Les influenceurs et leur impact croissant sur les réseaux sociaux suscitent de nombreuses questions et défis juridiques, notamment en ce qui concerne la propriété intellectuelle. Dans cet article, examinons le paysage complexe des influenceurs du point de vue d’une avocate spécialisée en droit de la propriété intellectuelle.
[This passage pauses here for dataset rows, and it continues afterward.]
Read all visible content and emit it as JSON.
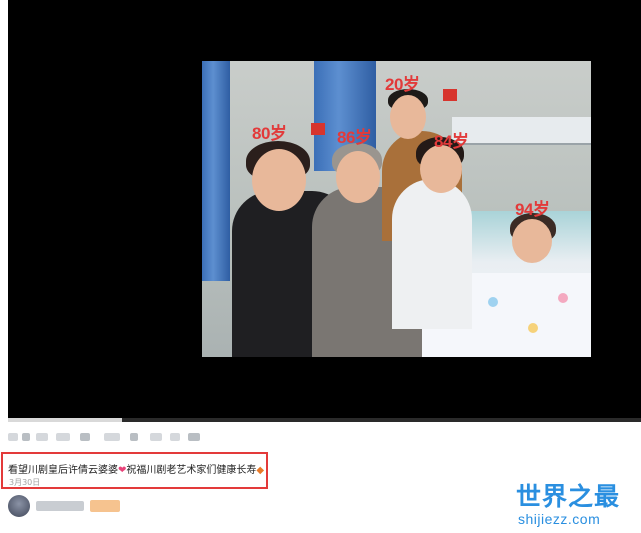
{
  "photo": {
    "age_labels": [
      "80岁",
      "86岁",
      "20岁",
      "84岁",
      "94岁"
    ]
  },
  "video": {
    "progress_fraction": 0.18
  },
  "post": {
    "caption_part1": "看望川剧皇后许倩云婆婆",
    "heart_glyph": "❤",
    "caption_part2": "祝福川剧老艺术家们健康长寿",
    "diamond_glyph": "◆",
    "date": "3月30日"
  },
  "watermark": {
    "title": "世界之最",
    "url": "shijiezz.com",
    "color": "#2a8fe0"
  },
  "colors": {
    "highlight_border": "#e33a3a",
    "age_label": "#e23a3a"
  }
}
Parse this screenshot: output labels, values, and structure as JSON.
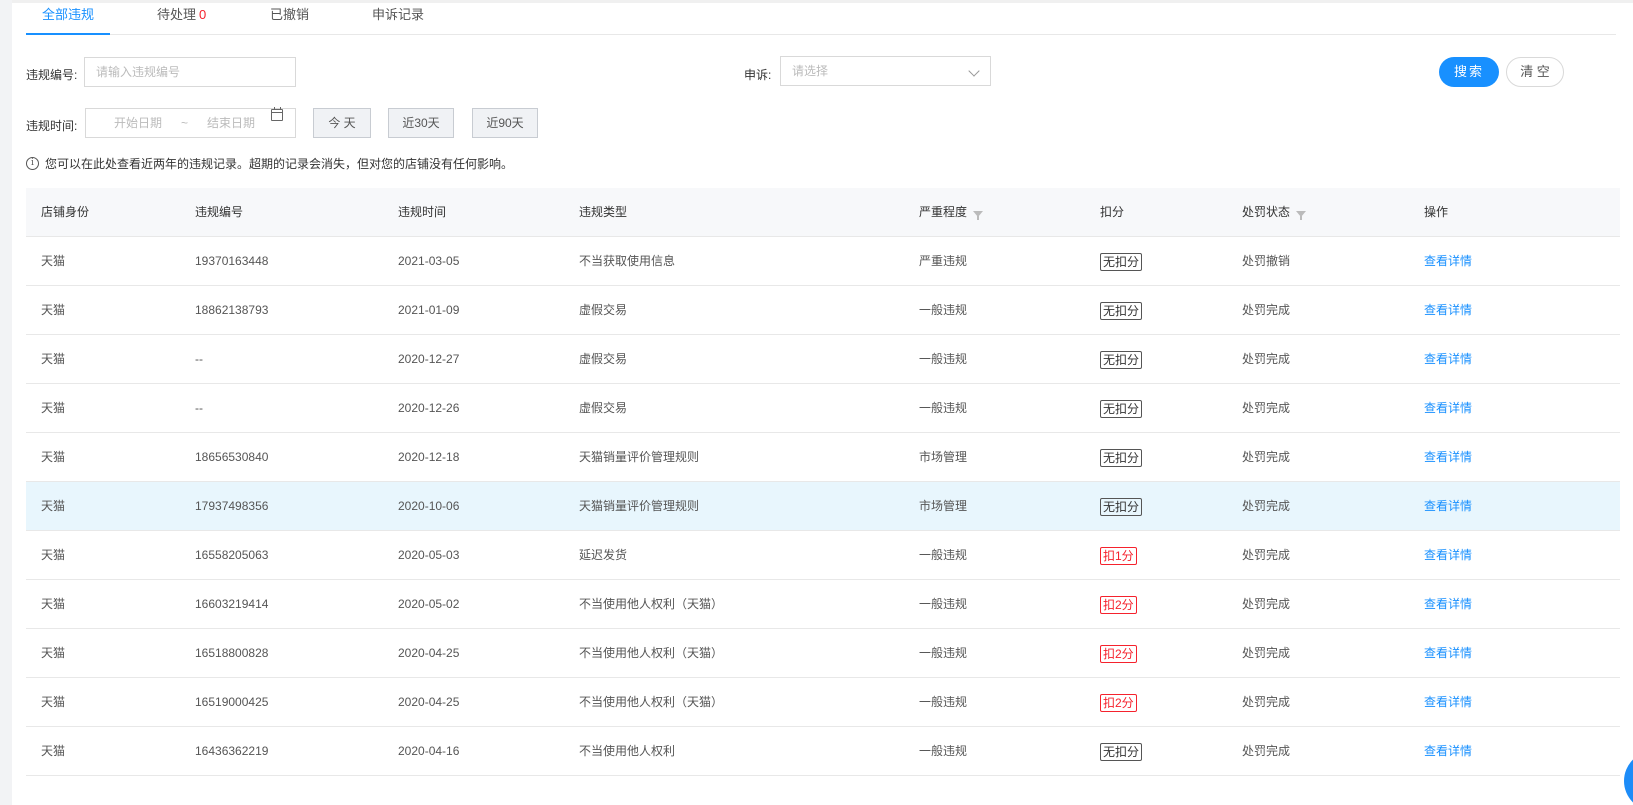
{
  "tabs": [
    {
      "label": "全部违规",
      "count": ""
    },
    {
      "label": "待处理",
      "count": "0"
    },
    {
      "label": "已撤销",
      "count": ""
    },
    {
      "label": "申诉记录",
      "count": ""
    }
  ],
  "filters": {
    "violation_no_label": "违规编号:",
    "violation_no_placeholder": "请输入违规编号",
    "appeal_label": "申诉:",
    "appeal_placeholder": "请选择",
    "time_label": "违规时间:",
    "start_date_placeholder": "开始日期",
    "range_sep": "~",
    "end_date_placeholder": "结束日期",
    "today_label": "今 天",
    "last30_label": "近30天",
    "last90_label": "近90天",
    "search_label": "搜索",
    "clear_label": "清 空"
  },
  "notice": "您可以在此处查看近两年的违规记录。超期的记录会消失，但对您的店铺没有任何影响。",
  "table": {
    "headers": [
      "店铺身份",
      "违规编号",
      "违规时间",
      "违规类型",
      "严重程度",
      "扣分",
      "处罚状态",
      "操作"
    ],
    "action_label": "查看详情",
    "rows": [
      {
        "shop": "天猫",
        "no": "19370163448",
        "time": "2021-03-05",
        "type": "不当获取使用信息",
        "severity": "严重违规",
        "points": "无扣分",
        "points_red": false,
        "status": "处罚撤销"
      },
      {
        "shop": "天猫",
        "no": "18862138793",
        "time": "2021-01-09",
        "type": "虚假交易",
        "severity": "一般违规",
        "points": "无扣分",
        "points_red": false,
        "status": "处罚完成"
      },
      {
        "shop": "天猫",
        "no": "--",
        "time": "2020-12-27",
        "type": "虚假交易",
        "severity": "一般违规",
        "points": "无扣分",
        "points_red": false,
        "status": "处罚完成"
      },
      {
        "shop": "天猫",
        "no": "--",
        "time": "2020-12-26",
        "type": "虚假交易",
        "severity": "一般违规",
        "points": "无扣分",
        "points_red": false,
        "status": "处罚完成"
      },
      {
        "shop": "天猫",
        "no": "18656530840",
        "time": "2020-12-18",
        "type": "天猫销量评价管理规则",
        "severity": "市场管理",
        "points": "无扣分",
        "points_red": false,
        "status": "处罚完成"
      },
      {
        "shop": "天猫",
        "no": "17937498356",
        "time": "2020-10-06",
        "type": "天猫销量评价管理规则",
        "severity": "市场管理",
        "points": "无扣分",
        "points_red": false,
        "status": "处罚完成"
      },
      {
        "shop": "天猫",
        "no": "16558205063",
        "time": "2020-05-03",
        "type": "延迟发货",
        "severity": "一般违规",
        "points": "扣1分",
        "points_red": true,
        "status": "处罚完成"
      },
      {
        "shop": "天猫",
        "no": "16603219414",
        "time": "2020-05-02",
        "type": "不当使用他人权利（天猫）",
        "severity": "一般违规",
        "points": "扣2分",
        "points_red": true,
        "status": "处罚完成"
      },
      {
        "shop": "天猫",
        "no": "16518800828",
        "time": "2020-04-25",
        "type": "不当使用他人权利（天猫）",
        "severity": "一般违规",
        "points": "扣2分",
        "points_red": true,
        "status": "处罚完成"
      },
      {
        "shop": "天猫",
        "no": "16519000425",
        "time": "2020-04-25",
        "type": "不当使用他人权利（天猫）",
        "severity": "一般违规",
        "points": "扣2分",
        "points_red": true,
        "status": "处罚完成"
      },
      {
        "shop": "天猫",
        "no": "16436362219",
        "time": "2020-04-16",
        "type": "不当使用他人权利",
        "severity": "一般违规",
        "points": "无扣分",
        "points_red": false,
        "status": "处罚完成"
      }
    ]
  },
  "colors": {
    "accent": "#1890ff",
    "danger": "#f5222d",
    "highlight_row": "#e8f6fd"
  }
}
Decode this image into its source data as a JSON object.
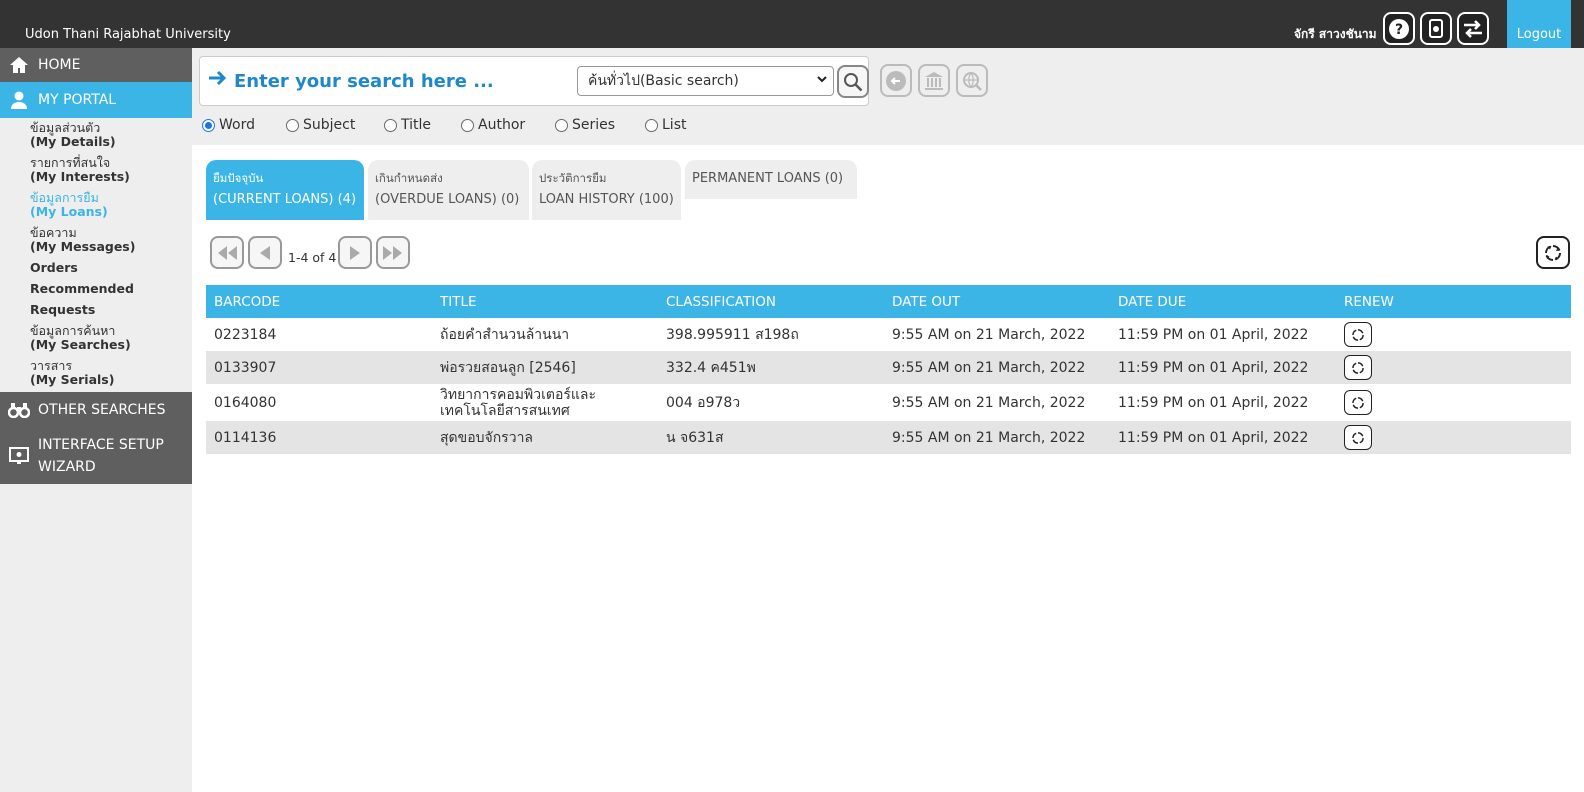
{
  "header": {
    "university": "Udon Thani Rajabhat University",
    "user_name": "จักรี สาวงชันาม",
    "logout_label": "Logout",
    "icons": [
      "help-icon",
      "settings-icon",
      "switch-icon"
    ]
  },
  "sidebar": {
    "home": "HOME",
    "my_portal": "MY PORTAL",
    "sub_items": [
      {
        "th": "ข้อมูลส่วนตัว",
        "en": "(My Details)"
      },
      {
        "th": "รายการที่สนใจ",
        "en": "(My Interests)"
      },
      {
        "th": "ข้อมูลการยืม",
        "en": "(My Loans)"
      },
      {
        "th": "ข้อความ",
        "en": "(My Messages)"
      },
      {
        "th": "",
        "en": "Orders"
      },
      {
        "th": "",
        "en": "Recommended"
      },
      {
        "th": "",
        "en": "Requests"
      },
      {
        "th": "ข้อมูลการค้นหา",
        "en": "(My Searches)"
      },
      {
        "th": "วารสาร",
        "en": "(My Serials)"
      }
    ],
    "other_searches": "OTHER SEARCHES",
    "wizard_line1": "INTERFACE SETUP",
    "wizard_line2": "WIZARD"
  },
  "search": {
    "placeholder": "Enter your search here ...",
    "mode_selected": "ค้นทั่วไป(Basic search)",
    "radio_options": [
      "Word",
      "Subject",
      "Title",
      "Author",
      "Series",
      "List"
    ],
    "radio_selected": "Word"
  },
  "tabs": [
    {
      "th": "ยืมปัจจุบัน",
      "en": "(CURRENT LOANS) (4)"
    },
    {
      "th": "เกินกำหนดส่ง",
      "en": "(OVERDUE LOANS) (0)"
    },
    {
      "th": "ประวัติการยืม",
      "en": "LOAN HISTORY (100)"
    },
    {
      "th": "",
      "en": "PERMANENT LOANS (0)"
    }
  ],
  "pager": {
    "text": "1-4 of 4"
  },
  "table": {
    "headers": [
      "BARCODE",
      "TITLE",
      "CLASSIFICATION",
      "DATE OUT",
      "DATE DUE",
      "RENEW"
    ],
    "rows": [
      {
        "barcode": "0223184",
        "title": "ถ้อยคำสำนวนล้านนา",
        "classification": "398.995911 ส198ถ",
        "date_out": "9:55 AM on 21 March, 2022",
        "date_due": "11:59 PM on 01 April, 2022"
      },
      {
        "barcode": "0133907",
        "title": "พ่อรวยสอนลูก [2546]",
        "classification": "332.4 ค451พ",
        "date_out": "9:55 AM on 21 March, 2022",
        "date_due": "11:59 PM on 01 April, 2022"
      },
      {
        "barcode": "0164080",
        "title": "วิทยาการคอมพิวเตอร์และเทคโนโลยีสารสนเทศ",
        "classification": "004 อ978ว",
        "date_out": "9:55 AM on 21 March, 2022",
        "date_due": "11:59 PM on 01 April, 2022"
      },
      {
        "barcode": "0114136",
        "title": "สุดขอบจักรวาล",
        "classification": "น จ631ส",
        "date_out": "9:55 AM on 21 March, 2022",
        "date_due": "11:59 PM on 01 April, 2022"
      }
    ]
  },
  "colors": {
    "accent": "#3bb5e5",
    "topbar": "#333333",
    "sidebar_dark": "#5f5f5f",
    "link_blue": "#1e88c9"
  }
}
Parlez nous un peu de vous !

Je suis Maya Lahlouh, avocate spécialisée en droit des affaires et en propriété intellectuelle. J’ai obtenu mon master en droit international des affaires à l’université Jean Moulin Lyon 3 en 2009, puis j’ai intégré l’école des avocats. En 2015, j’ai fondé mon propre cabinet à Paris, où je me concentre principalement sur le droit des affaires et la propriété intellectuelle. Je conseille et représente mes clients dans la protection de leurs droits de propriété intellectuelle, notamment en matière de marques, brevets, droits d’auteur et secrets commerciaux. Mon objectif est d’assister mes clients et de les aider à faire respecter leurs droits dans ce domaine complexe.

1. Qu’est ce que un influenceur ?

La définition de l’influenceur a été précisée par la Cour de cassation et diffère de celle donnée par l’autorité de régulation professionnelle de la publicité. Selon la Cour de cassation, un influenceur est une personne active sur les réseaux sociaux, qui possède un statut, une position ou une exposition médiatique lui permettant d’influencer les habitudes de consommation à des fins marketing. La définition de la Cour de cassation comprend des critères spécifiques et objectifs tels que l’utilisation d’une communauté sur les réseaux sociaux, la promotion de produits ou services, ainsi que la mise en place d’une stratégie d’influence. Il est à noter que la contrepartie financière n’est pas nécessairement requise selon cette définition.

D’autre part, la loi sur la régulation des influenceurs propose sa propre définition. Selon cette loi, un influenceur est toute personne physique ou morale qui utilise sa notoriété pour communiquer au public par voie électronique des contenus visant à promouvoir directement ou indirectement des biens, des services ou des causes, en échange d’un bénéfice économique ou d’un avantage en nature dont la valeur dépasse les seuils fixés par décret. Contrairement à la définition de la Cour de cassation, cette définition ne mentionne plus spécifiquement les réseaux sociaux, mais met l’accent sur la nature électronique de la communication.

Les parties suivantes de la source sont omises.